28 Copyright and Generative AI
Copyright Eligibility
The U.S. Copyright Office firmly upholds that copyright protection applies only to works resulting from human creativity, aligning with constitutional and statutory interpretations. The term “author” inherently excludes non-humans, supported by key judicial decisions, such as the Supreme Court’s ruling in Burrow-Giles Lithographic Co. v. Sarony. This decision emphasized that copyright protection extends to works representing original intellectual conceptions of human authors. Federal appellate courts similarly affirm that only humans can be authors under the Copyright Act, excluding animals or non-human entities.
The Office’s longstanding registration policies reinforce this principle, consistently requiring human authorship for copyright eligibility. Historical and current editions of the Compendium of Copyright Office Practices stress that works must originate from a human being to qualify for copyright. Works produced by machines or automated processes without human creative input are not registrable. This policy ensures that copyright remains a protection of human intellectual effort and creativity.

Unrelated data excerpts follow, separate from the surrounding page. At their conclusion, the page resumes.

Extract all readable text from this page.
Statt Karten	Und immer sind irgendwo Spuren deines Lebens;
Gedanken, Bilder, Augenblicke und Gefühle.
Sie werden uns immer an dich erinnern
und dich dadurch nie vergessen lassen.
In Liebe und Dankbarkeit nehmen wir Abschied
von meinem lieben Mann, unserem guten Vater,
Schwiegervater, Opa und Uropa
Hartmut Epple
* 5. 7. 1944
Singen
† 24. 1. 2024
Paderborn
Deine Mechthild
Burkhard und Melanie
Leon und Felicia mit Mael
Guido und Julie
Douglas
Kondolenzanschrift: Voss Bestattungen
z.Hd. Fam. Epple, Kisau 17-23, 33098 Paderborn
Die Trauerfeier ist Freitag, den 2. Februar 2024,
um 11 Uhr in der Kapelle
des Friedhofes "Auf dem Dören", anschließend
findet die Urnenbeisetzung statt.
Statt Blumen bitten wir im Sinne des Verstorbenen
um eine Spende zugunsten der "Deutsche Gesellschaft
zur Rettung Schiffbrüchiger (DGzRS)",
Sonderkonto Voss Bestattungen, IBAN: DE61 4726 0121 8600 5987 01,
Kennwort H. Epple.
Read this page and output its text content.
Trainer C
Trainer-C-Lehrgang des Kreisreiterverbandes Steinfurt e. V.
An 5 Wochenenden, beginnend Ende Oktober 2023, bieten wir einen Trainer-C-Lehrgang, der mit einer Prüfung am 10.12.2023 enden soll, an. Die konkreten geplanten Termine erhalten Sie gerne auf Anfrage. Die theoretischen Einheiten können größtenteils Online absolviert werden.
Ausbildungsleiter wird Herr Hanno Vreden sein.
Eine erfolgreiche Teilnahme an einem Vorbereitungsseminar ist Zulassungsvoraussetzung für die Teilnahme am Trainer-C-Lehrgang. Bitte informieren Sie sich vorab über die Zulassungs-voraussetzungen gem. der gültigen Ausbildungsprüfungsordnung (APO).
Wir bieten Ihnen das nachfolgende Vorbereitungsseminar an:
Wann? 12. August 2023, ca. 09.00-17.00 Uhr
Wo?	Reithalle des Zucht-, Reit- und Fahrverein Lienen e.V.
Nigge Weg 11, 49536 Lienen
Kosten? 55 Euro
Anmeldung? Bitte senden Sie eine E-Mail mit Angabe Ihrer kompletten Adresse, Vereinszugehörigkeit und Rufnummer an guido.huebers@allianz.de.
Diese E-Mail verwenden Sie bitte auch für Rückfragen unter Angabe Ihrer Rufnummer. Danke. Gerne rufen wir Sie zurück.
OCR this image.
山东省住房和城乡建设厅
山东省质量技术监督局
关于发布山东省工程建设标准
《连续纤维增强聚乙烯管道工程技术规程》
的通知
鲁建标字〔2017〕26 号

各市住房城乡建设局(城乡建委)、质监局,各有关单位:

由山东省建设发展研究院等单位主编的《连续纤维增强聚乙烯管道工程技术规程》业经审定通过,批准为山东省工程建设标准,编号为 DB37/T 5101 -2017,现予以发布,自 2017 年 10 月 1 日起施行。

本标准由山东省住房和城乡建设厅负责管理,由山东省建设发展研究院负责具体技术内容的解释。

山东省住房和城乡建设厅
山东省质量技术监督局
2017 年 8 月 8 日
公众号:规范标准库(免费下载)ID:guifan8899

The U.S. Copyright Office evaluates whether a work with AI-generated material can be registered based on the human involvement in the creative process.
- If AI merely assists in expressing the author’s original mental conception, the work may qualify for copyright protection.
- However, if AI independently generates the creative elements, the work lacks human authorship and cannot be registered.
- For instance, works produced by AI based on human prompts, without human creative control over the final output, are not protected.